Antaeotricha paracta

Scientific classification
- Domain: Eukaryota
- Kingdom: Animalia
- Phylum: Arthropoda
- Class: Insecta
- Order: Lepidoptera
- Family: Depressariidae
- Genus: Antaeotricha
- Species: A. paracta
- Binomial name: Antaeotricha paracta (Meyrick, 1915)
- Synonyms: Stenoma paracta Meyrick, 1915;

= Antaeotricha paracta =

- Authority: (Meyrick, 1915)
- Synonyms: Stenoma paracta Meyrick, 1915

Species of moth

Antaeotricha paracta is a moth of the family Depressariidae. It is found in Peru and Colombia.

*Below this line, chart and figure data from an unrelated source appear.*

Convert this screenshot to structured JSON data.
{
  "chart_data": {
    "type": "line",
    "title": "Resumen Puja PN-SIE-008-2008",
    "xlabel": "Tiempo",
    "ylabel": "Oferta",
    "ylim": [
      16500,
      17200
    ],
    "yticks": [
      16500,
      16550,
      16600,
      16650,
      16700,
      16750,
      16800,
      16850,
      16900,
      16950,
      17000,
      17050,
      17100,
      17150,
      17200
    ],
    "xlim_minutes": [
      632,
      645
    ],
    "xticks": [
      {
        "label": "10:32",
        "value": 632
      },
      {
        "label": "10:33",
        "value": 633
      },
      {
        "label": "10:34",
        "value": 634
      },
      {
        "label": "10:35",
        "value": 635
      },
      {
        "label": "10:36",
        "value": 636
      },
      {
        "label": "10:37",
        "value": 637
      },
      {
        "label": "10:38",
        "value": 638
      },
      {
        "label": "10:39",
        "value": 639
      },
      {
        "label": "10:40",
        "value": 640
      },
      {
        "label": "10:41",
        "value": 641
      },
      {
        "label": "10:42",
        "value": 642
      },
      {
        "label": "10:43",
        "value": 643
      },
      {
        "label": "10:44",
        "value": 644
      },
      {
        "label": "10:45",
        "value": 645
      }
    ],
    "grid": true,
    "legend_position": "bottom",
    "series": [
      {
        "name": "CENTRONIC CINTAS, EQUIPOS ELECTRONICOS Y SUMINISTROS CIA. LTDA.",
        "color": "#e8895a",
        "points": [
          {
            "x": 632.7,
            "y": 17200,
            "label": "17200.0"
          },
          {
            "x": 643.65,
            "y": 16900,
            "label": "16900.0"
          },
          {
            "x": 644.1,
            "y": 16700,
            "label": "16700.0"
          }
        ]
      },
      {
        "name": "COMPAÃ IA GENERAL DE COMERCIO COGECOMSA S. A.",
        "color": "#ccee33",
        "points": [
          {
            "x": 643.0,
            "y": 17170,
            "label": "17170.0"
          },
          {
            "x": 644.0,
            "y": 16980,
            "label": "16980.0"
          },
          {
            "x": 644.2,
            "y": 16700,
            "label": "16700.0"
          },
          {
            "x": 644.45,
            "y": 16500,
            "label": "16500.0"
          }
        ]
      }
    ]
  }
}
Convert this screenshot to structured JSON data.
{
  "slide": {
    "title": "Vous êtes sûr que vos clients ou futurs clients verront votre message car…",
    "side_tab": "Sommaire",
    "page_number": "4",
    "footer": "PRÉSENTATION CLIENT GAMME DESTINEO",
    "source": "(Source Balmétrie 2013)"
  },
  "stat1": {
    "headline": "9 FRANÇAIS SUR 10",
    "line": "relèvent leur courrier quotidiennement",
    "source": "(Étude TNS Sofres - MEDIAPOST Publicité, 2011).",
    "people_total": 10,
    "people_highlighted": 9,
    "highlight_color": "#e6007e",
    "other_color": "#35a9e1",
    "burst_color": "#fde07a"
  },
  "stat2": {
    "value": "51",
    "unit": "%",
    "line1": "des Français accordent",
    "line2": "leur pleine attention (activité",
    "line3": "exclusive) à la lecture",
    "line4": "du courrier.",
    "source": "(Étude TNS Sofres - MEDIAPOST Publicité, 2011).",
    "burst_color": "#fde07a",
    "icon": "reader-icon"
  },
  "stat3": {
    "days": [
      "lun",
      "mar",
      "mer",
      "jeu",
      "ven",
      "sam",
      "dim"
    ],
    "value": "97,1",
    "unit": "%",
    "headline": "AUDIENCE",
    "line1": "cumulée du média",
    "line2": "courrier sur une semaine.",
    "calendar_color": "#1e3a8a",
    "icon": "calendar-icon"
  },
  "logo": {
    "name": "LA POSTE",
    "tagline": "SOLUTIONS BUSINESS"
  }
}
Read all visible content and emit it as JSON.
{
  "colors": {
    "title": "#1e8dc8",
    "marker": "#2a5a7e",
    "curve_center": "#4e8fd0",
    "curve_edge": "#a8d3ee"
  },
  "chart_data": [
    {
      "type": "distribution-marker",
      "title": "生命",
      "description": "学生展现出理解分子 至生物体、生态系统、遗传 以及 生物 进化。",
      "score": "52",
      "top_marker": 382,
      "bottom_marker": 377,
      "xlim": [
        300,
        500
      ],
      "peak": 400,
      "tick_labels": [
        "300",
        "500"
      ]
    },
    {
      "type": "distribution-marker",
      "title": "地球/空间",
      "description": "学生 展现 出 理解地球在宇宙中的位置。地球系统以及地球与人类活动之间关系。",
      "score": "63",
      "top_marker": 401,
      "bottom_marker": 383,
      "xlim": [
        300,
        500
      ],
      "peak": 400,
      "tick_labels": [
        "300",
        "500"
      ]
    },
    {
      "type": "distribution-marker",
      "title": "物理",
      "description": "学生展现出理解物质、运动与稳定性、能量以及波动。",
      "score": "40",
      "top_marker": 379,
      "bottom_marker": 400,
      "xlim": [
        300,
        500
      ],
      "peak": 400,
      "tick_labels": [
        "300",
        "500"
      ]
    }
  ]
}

The wingspan is about 26 mm. The forewings are white, with a few scattered fuscous scales and a narrow pale fuscous streak along the basal third of the costa. The dorsal two-fifths is light fuscous, marked with some dark fuscous suffusion on the dorsum towards the base, and two subtriangular slightly inwards-oblique dark fuscous blotches at two-fifths and four-fifths, as well as a cloudy dark fuscous dot above the fold before the apex of the first dorsal blotch, and three forming an oblique series in the middle of the disc with the apex of the second. There is a curved series of six dark fuscous dots from three-fourths of the disc to the tornus, and a dot towards the costa at four-fifths, as well as six blackish marginal dots around the apex and termen. The hindwings are light grey.